The Dragonflies of Europe
Article first published online: 6 SEP 2007
Zoological Journal of the Linnean Society
Volume 151, Issue 1, page 218, September 2007
How to Cite
Goodger, D. T. (2007), The Dragonflies of Europe. Zoological Journal of the Linnean Society, 151: 218. doi: 10.1111/j.1096-3642.2007.00297.x
- Issue published online: 6 SEP 2007
- Article first published online: 6 SEP 2007
The Dragonflies of Europe ( revised edition) by R. R.Askew . Great Horkesley, Colchester, UK : Harley Books , 2004 . 308 pp. 513 text figures, 219 colour figures. ISBN-13 978 0946589753 .
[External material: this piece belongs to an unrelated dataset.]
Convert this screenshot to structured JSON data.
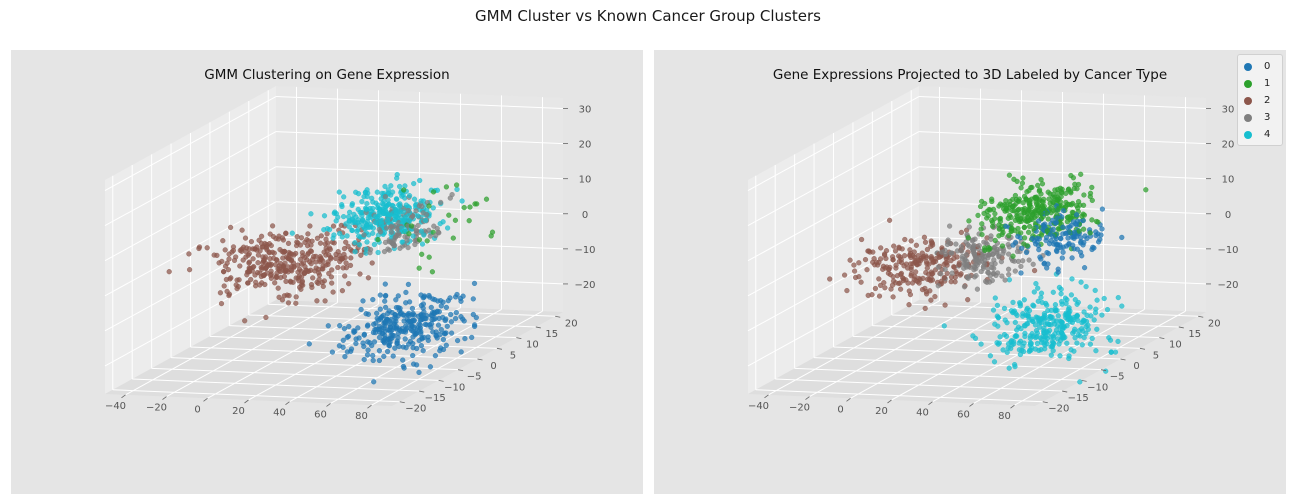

Richard Askew’s The Dragonflies of Europe was first published in 1988 and quickly established itself as one of the leading texts on European dragonflies. At this time there were 114 recognised European species of dragonflies and the core of the book was devoted to their identification. This was facilitated by the provision of keys to the adults and larvae along with a detailed description of each species. The descriptions were further supplemented with high quality line drawings of the morphological features necessary to distinguish each species. Each entry was completed with notes on distribution, full synonymy, distribution maps, biological characteristics and flight period. The provision of 29 superb colour plates illustrating most, but not all, of the species further aided identification. The inclusion of introductory chapters on dragonfly taxonomy, morphology, biology and ecology completed the text.
In the years since the original publication, work has continued on European dragonflies necessitating an updated edition. This new edition of Dragonflies of Europe contains nine new supplementary pages providing brief descriptions of ten species that have recently been found in Europe, including the new species that was described from Bulgaria in 2001. These new descriptions are supported by nine new line drawings and one new colour plate that illustrates five of the new resident species and one North American adventive. The nomenclature has been updated for nine species. A section on changes in distribution, probably due to climate change, is included and new national or significant regional distribution records are provided for many species.
The most notable change to the revised edition is its reduction in size and the use of cloth covers. These new features are not part of an attempt to re-invent The Dragonflies of Europe as a field guide but to make the book more handy and portable than the first edition. The essential use of this book is as an authoritative identification manual, which it has been since its first publication, and this revision will ensure this continuance for years to come.